Bir turist gemisinin kanalda gidişi farklı açılardan çekilmiş. Etrafta eğlenenler ve insanların ayaklarıyla sürdükleri bisikletimsi tekneler komik kareler oluşturuyor. Satürasyon değerleriyle oynamak eğlenceli. 70-80 ve 90’ların renklerini uygulamak için gece gündüz örnek aranıyor. Çek Cumhuriyeti’ne özgü oyuncaklar peşimizi bırakmıyor, ama özgünlük de bir yere kadar; İtalyan Pinokyo İspanyol Çingenlerinden Gypsy Kings’in müziği ile dans ediyor. Ve tüm bunlar Yunanlı dükkan sahibinin dünyaya bağlandığı telefonu ile mesaj yazarken  gerçekleşiyor. Birden insan kendini de yabancı hissetmiyor artık. Prag sizi mutlulukla karşılıyor, ait hissettiriyor. Dünyada kendinizi ait hissedeceğiniz yerlerin birden fazla olması çok güzel bir his. Bir de 9 Euro’ya Thai masajı. Biftek, mısır ve havuç. Yanında da çilekli kremalı bastiç. Restoran füzyon mutfağı yemekleri yapıyordu desek şaşırır mısınız?

Kafka-Son Bölüm

Alt yazıya alışmışken başka bir dil çıkıyor diyor pilot grup gözlem ekibi. Hayır, hayır, başka bir dil değil o. Rumca sadece. Alıştığın yere değil, genel kareye bak demeye çalışıyoruz ama kafalara montaj yapılmış adeta. Başka dil değil o, o bir his. Sonuçta, Kafka’nın yarattığı hisler, hangi dilde olursa olsun, benzerdir. 

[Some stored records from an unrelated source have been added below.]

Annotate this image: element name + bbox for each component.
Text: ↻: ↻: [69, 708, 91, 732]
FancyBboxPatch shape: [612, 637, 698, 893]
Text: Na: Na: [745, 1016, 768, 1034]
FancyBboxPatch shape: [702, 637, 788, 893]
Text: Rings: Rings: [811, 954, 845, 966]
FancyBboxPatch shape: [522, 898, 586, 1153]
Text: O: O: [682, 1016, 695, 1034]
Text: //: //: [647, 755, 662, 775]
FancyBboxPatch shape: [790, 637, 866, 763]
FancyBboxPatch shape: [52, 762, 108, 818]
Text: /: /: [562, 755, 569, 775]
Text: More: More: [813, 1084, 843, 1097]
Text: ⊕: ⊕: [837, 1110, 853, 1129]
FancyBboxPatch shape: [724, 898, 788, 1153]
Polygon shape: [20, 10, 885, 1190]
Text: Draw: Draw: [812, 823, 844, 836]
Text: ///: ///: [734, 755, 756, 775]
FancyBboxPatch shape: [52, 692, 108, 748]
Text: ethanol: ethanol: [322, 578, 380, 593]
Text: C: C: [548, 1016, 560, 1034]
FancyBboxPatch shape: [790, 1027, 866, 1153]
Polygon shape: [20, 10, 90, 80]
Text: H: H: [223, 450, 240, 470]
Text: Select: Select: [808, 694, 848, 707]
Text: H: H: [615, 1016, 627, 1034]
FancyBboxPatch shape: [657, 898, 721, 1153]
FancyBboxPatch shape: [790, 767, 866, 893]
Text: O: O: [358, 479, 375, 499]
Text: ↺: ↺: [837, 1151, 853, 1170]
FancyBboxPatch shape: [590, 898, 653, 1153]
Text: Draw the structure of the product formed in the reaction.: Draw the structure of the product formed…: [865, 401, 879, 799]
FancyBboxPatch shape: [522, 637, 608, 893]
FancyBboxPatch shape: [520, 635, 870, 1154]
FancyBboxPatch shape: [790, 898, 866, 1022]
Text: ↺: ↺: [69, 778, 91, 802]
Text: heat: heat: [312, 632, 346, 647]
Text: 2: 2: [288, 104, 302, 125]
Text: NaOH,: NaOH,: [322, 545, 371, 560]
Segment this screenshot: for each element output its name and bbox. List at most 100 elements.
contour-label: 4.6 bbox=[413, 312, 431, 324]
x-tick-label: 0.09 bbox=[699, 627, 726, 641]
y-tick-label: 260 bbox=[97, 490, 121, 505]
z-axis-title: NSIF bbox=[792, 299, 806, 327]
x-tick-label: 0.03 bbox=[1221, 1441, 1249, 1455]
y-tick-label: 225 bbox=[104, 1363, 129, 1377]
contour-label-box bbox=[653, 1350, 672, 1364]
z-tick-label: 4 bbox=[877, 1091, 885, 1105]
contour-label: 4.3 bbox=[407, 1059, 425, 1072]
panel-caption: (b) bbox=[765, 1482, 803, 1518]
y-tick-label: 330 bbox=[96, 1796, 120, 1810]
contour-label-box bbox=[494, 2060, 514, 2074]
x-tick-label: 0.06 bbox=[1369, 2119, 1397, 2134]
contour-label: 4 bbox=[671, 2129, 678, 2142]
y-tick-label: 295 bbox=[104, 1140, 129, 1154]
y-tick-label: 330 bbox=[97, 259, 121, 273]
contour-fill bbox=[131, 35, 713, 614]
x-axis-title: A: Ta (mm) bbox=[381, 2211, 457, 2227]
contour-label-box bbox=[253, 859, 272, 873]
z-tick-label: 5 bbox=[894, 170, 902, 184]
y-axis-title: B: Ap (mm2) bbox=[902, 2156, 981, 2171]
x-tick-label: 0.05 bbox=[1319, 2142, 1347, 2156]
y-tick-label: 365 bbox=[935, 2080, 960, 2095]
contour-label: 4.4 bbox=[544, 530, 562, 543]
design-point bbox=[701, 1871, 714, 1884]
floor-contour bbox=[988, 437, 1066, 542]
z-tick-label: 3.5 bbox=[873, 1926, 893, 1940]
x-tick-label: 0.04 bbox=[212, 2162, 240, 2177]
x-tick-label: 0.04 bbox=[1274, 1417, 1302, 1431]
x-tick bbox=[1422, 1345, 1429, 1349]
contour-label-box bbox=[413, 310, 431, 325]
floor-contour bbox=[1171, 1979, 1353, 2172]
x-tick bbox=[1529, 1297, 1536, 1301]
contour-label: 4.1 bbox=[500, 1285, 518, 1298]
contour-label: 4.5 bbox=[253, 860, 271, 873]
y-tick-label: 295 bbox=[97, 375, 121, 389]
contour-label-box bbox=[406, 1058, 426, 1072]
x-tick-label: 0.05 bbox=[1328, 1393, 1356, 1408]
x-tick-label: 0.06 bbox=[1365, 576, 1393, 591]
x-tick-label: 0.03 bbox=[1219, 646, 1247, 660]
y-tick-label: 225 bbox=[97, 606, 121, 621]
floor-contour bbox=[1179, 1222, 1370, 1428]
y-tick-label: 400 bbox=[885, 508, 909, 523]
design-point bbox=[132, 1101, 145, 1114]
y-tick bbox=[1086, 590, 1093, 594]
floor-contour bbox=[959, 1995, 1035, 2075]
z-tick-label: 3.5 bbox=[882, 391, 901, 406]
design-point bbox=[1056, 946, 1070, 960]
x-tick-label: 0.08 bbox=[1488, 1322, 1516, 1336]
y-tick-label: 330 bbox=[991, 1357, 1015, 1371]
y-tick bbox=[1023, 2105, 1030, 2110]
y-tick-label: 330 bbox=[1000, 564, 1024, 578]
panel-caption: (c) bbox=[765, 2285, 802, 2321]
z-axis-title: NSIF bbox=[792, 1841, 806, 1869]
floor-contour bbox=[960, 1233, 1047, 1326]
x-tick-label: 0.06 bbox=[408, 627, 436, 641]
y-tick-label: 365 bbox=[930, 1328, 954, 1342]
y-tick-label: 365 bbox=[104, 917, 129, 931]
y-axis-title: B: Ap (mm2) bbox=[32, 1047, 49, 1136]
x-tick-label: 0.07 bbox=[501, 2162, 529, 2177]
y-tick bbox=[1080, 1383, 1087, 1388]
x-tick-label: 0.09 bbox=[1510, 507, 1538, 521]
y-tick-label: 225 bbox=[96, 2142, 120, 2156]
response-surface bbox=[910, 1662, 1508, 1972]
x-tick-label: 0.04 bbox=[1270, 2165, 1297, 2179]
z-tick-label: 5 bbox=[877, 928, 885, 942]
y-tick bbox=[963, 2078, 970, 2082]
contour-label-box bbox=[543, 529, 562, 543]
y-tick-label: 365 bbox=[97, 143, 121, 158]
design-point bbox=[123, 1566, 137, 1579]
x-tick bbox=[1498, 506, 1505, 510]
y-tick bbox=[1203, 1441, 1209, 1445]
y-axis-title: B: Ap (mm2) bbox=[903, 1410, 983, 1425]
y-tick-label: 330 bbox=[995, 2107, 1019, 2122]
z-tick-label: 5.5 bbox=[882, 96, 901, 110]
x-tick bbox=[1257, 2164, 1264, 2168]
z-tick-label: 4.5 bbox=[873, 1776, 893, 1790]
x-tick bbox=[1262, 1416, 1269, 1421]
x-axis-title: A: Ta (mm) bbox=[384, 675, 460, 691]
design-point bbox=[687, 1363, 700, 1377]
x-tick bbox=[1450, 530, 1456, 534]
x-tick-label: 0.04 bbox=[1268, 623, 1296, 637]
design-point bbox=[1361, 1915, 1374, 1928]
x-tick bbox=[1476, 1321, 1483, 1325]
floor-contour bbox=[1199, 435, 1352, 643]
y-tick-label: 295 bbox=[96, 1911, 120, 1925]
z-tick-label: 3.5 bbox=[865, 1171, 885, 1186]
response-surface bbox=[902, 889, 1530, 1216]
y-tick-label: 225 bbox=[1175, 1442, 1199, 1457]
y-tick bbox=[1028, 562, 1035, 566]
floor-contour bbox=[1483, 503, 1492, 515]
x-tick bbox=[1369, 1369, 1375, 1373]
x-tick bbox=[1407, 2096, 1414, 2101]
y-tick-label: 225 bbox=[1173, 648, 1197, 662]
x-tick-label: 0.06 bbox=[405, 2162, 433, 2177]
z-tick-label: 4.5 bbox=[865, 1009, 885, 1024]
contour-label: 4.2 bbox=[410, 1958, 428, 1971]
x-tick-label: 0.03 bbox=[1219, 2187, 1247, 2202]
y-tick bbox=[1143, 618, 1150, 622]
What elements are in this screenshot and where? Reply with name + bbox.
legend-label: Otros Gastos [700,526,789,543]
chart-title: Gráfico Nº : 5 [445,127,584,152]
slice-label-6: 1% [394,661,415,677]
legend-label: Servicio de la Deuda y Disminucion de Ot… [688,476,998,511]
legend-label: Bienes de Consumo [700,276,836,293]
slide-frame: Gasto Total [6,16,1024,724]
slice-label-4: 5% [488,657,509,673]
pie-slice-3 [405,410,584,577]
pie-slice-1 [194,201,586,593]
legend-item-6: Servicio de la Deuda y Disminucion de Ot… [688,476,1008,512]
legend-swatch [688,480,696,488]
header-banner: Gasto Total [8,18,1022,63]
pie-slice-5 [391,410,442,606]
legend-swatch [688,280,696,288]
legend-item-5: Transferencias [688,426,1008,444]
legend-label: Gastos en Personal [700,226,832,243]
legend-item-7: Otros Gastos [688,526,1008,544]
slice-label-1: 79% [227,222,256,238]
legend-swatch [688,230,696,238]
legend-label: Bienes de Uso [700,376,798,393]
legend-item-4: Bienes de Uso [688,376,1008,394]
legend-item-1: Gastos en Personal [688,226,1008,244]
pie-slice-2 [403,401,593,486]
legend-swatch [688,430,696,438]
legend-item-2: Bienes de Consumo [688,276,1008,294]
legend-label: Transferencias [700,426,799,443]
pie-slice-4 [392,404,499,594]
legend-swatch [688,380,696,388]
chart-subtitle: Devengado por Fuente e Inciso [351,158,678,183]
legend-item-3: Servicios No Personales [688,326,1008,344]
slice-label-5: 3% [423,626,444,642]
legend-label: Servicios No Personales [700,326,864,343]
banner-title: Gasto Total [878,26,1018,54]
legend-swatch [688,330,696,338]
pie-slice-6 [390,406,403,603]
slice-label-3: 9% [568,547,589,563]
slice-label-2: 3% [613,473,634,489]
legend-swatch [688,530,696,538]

-“Yağmurlar içindeydi Prag, bir gölün dibinde gümüş kakma bir sandıktı, kapağını açtım. İçinde genç bir kadın uyuyor.” Franz Kafka


Hava güneşliyken birden yağmur bastırdı. Kafka’nın evindeyiz. Kafka’nın melankolisi içimize işledi... aynen dışarda yağan yağmurdan ıslananların içine işlediği gibi. Tuna nehri hızla kayıyor. Turist gemileri acilen kenara çekilmek zorunda. Nehirde yüzen bir ev. İnsanlar koşuşturuyor. Yağmur sıkmış. Lensin arkasında güneş yavaş yavaş çıkmaya başladı. Tuna parlamaya başlıyor. Şehrin heykelleri nemli. Sokaklar sanki nehirde sallanıyor. Arınıyor Prag, o bunaltıcı sıcak bir “ağlama” ile sakinleşiyor. Bernardo Sassetti’nin piyano sonatı çalıyor arkada, ağlamanın ne kadar iyi geldiğini bize hissettirmeye çalışırcasına. Üzgünüz çok, Prag’ı bırakmak istemiyoruz. Dönmek istemiyoruz Kıbrıs milliyetçiliği kisvesi altındaki ırkçılığa bulanmış hisler değil istediklerimiz. Dünyaya bağlanmak istiyoruz. Ama öyle sadece teknoloji yoluyla değil; İtalyan komşumuzun Yunan tavernasının olduğu, Prag’dan gelen caz grubunun Türkü barın yanındaki kahvede çaldığı bir yerde yaşamak istiyoruz. Daha dünyalı olmak...
Ofislerde insanlar beliriyor. İşe geri dönme vakti. Evden uzaklaşıyoruz ve kapı kapanıyor. Dönüyoruz Kıbrıs’ın misafirperver insanlarına.